Quatrièmement, les mesurettes proposées depuis quinze ans sont très insuffisantes pour attirer les médecins. Elles ne sont pas à la hauteur de la crise, et constituent seulement des avantages financiers, techniques ou associatifs. Aujourd'hui, toutes les collectivités locales sont en concurrence pour attirer le médecin qui leur manque. Cette concurrence va parfois jusqu'à l'indécence : certaines collectivités offrent même des places pour le théâtre ou l'opéra local, pour signifier aux médecins qu'ils ne vont pas s'installer dans un territoire reculé, perdu. C'est une honte en termes de service public et d'aménagement du territoire ! Il ne faut pas aller dans ce sens-là. Les droits doivent être les mêmes partout.

C'est pourquoi nous pensons qu'il faut en finir avec la liberté d'installation. Tant qu'on ne la remettra pas en cause, on pourra proposer des mesurettes, des aides financières, mais les médecins ne viendront pas dans certaines zones. Permettez-moi de prendre de nouveau l'exemple de ma région. Le docteur Laine est extrêmement connu au niveau national car c'est le roi du Bon Coin : il a mis en vente son officine, son logement et ses services gratuitement sur ce site, afin que ses patients ne soient pas abandonnés, car c'est un médecin libéral qui croit à la qualité de la santé. Néanmoins, depuis un an et demi que son cabinet est sur le Bon Coin, il n'a pas trouvé de remplaçant. Un tel exemple montre que si on ne remet pas en cause la liberté d'installation, nous ferons les mêmes constats dans dix ans, ou plutôt nous observerons que la situation s'est aggravée.
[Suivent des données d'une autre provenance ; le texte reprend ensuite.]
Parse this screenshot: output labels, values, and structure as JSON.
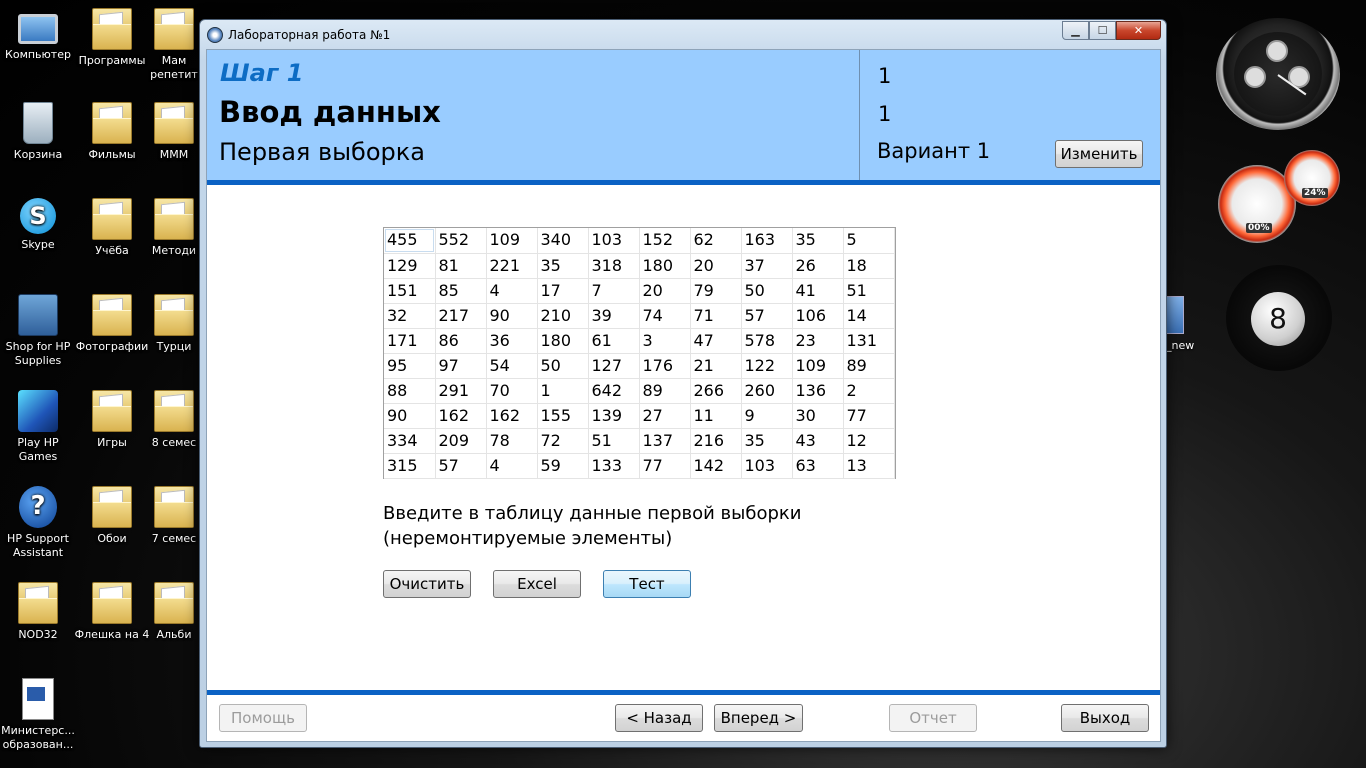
{
  "desktop": {
    "icons": [
      {
        "label": "Компьютер",
        "icon": "computer-icon"
      },
      {
        "label": "Программы",
        "icon": "folder-icon"
      },
      {
        "label": "Мам репетит",
        "icon": "folder-icon"
      },
      {
        "label": "Корзина",
        "icon": "recycle-bin-icon"
      },
      {
        "label": "Фильмы",
        "icon": "folder-icon"
      },
      {
        "label": "МММ",
        "icon": "folder-icon"
      },
      {
        "label": "Skype",
        "icon": "skype-icon"
      },
      {
        "label": "Учёба",
        "icon": "folder-icon"
      },
      {
        "label": "Методи",
        "icon": "folder-icon"
      },
      {
        "label": "Shop for HP Supplies",
        "icon": "printer-icon"
      },
      {
        "label": "Фотографии",
        "icon": "folder-icon"
      },
      {
        "label": "Турци",
        "icon": "folder-icon"
      },
      {
        "label": "Play HP Games",
        "icon": "hp-games-icon"
      },
      {
        "label": "Игры",
        "icon": "folder-icon"
      },
      {
        "label": "8 семес",
        "icon": "folder-icon"
      },
      {
        "label": "HP Support Assistant",
        "icon": "help-icon"
      },
      {
        "label": "Обои",
        "icon": "folder-icon"
      },
      {
        "label": "7 семес",
        "icon": "folder-icon"
      },
      {
        "label": "NOD32",
        "icon": "folder-icon"
      },
      {
        "label": "Флешка на 4",
        "icon": "folder-icon"
      },
      {
        "label": "Альби",
        "icon": "folder-icon"
      },
      {
        "label": "Министерс... образован...",
        "icon": "word-document-icon"
      }
    ],
    "side_icon_label": "_new",
    "gadgets": {
      "cpu_percent": "00%",
      "ram_percent": "24%",
      "eight_ball": "8"
    }
  },
  "window": {
    "title": "Лабораторная работа №1",
    "controls": {
      "minimize": "▁",
      "maximize": "☐",
      "close": "✕"
    }
  },
  "header": {
    "step_label": "Шаг 1",
    "step_title": "Ввод данных",
    "step_subtitle": "Первая выборка",
    "info_line1": "1",
    "info_line2": "1",
    "variant": "Вариант 1",
    "change_button": "Изменить"
  },
  "grid": {
    "rows": [
      [
        "455",
        "552",
        "109",
        "340",
        "103",
        "152",
        "62",
        "163",
        "35",
        "5"
      ],
      [
        "129",
        "81",
        "221",
        "35",
        "318",
        "180",
        "20",
        "37",
        "26",
        "18"
      ],
      [
        "151",
        "85",
        "4",
        "17",
        "7",
        "20",
        "79",
        "50",
        "41",
        "51"
      ],
      [
        "32",
        "217",
        "90",
        "210",
        "39",
        "74",
        "71",
        "57",
        "106",
        "14"
      ],
      [
        "171",
        "86",
        "36",
        "180",
        "61",
        "3",
        "47",
        "578",
        "23",
        "131"
      ],
      [
        "95",
        "97",
        "54",
        "50",
        "127",
        "176",
        "21",
        "122",
        "109",
        "89"
      ],
      [
        "88",
        "291",
        "70",
        "1",
        "642",
        "89",
        "266",
        "260",
        "136",
        "2"
      ],
      [
        "90",
        "162",
        "162",
        "155",
        "139",
        "27",
        "11",
        "9",
        "30",
        "77"
      ],
      [
        "334",
        "209",
        "78",
        "72",
        "51",
        "137",
        "216",
        "35",
        "43",
        "12"
      ],
      [
        "315",
        "57",
        "4",
        "59",
        "133",
        "77",
        "142",
        "103",
        "63",
        "13"
      ]
    ]
  },
  "instruction": {
    "line1": "Введите в таблицу данные первой выборки",
    "line2": "(неремонтируемые элементы)"
  },
  "actions": {
    "clear": "Очистить",
    "excel": "Excel",
    "test": "Тест"
  },
  "footer": {
    "help": "Помощь",
    "back": "< Назад",
    "next": "Вперед >",
    "report": "Отчет",
    "exit": "Выход"
  },
  "colors": {
    "header_bg": "#99ccff",
    "step_label": "#0d6cc4",
    "accent_bar": "#0b62c4"
  }
}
Il ne s'agit pas de mettre une baïonnette dans le dos des médecins ! Nous reprenons la proposition faite par l'Association des petites villes de France en 1999 dans le Livre blanc que j'ai cité, qui consiste en un service civil de trois à cinq ans. En effet, si on pouvait, pendant trois ans, installer des jeunes médecins dans un centre de santé créé en accord avec les centres hospitaliers territoriaux, afin qu'ils se rendent compte des réalités locales et qu'ils exercent la médecine, on rétablirait peut-être une médecine territoriale égalitaire et solidaire sur notre territoire.

Nous aurons peut-être l'occasion d'évoquer nos autres propositions, mais je vous ai présenté les principales : ne pas continuer à détruire les services de proximité, ouvrir le plus possible des centres de santé, élargir le numerus clausus et remettre en cause partiellement la liberté d'installation. Bien entendu, tout cela doit se faire en concertation avec les professionnels pour que cela se passe dans les meilleures conditions pour eux.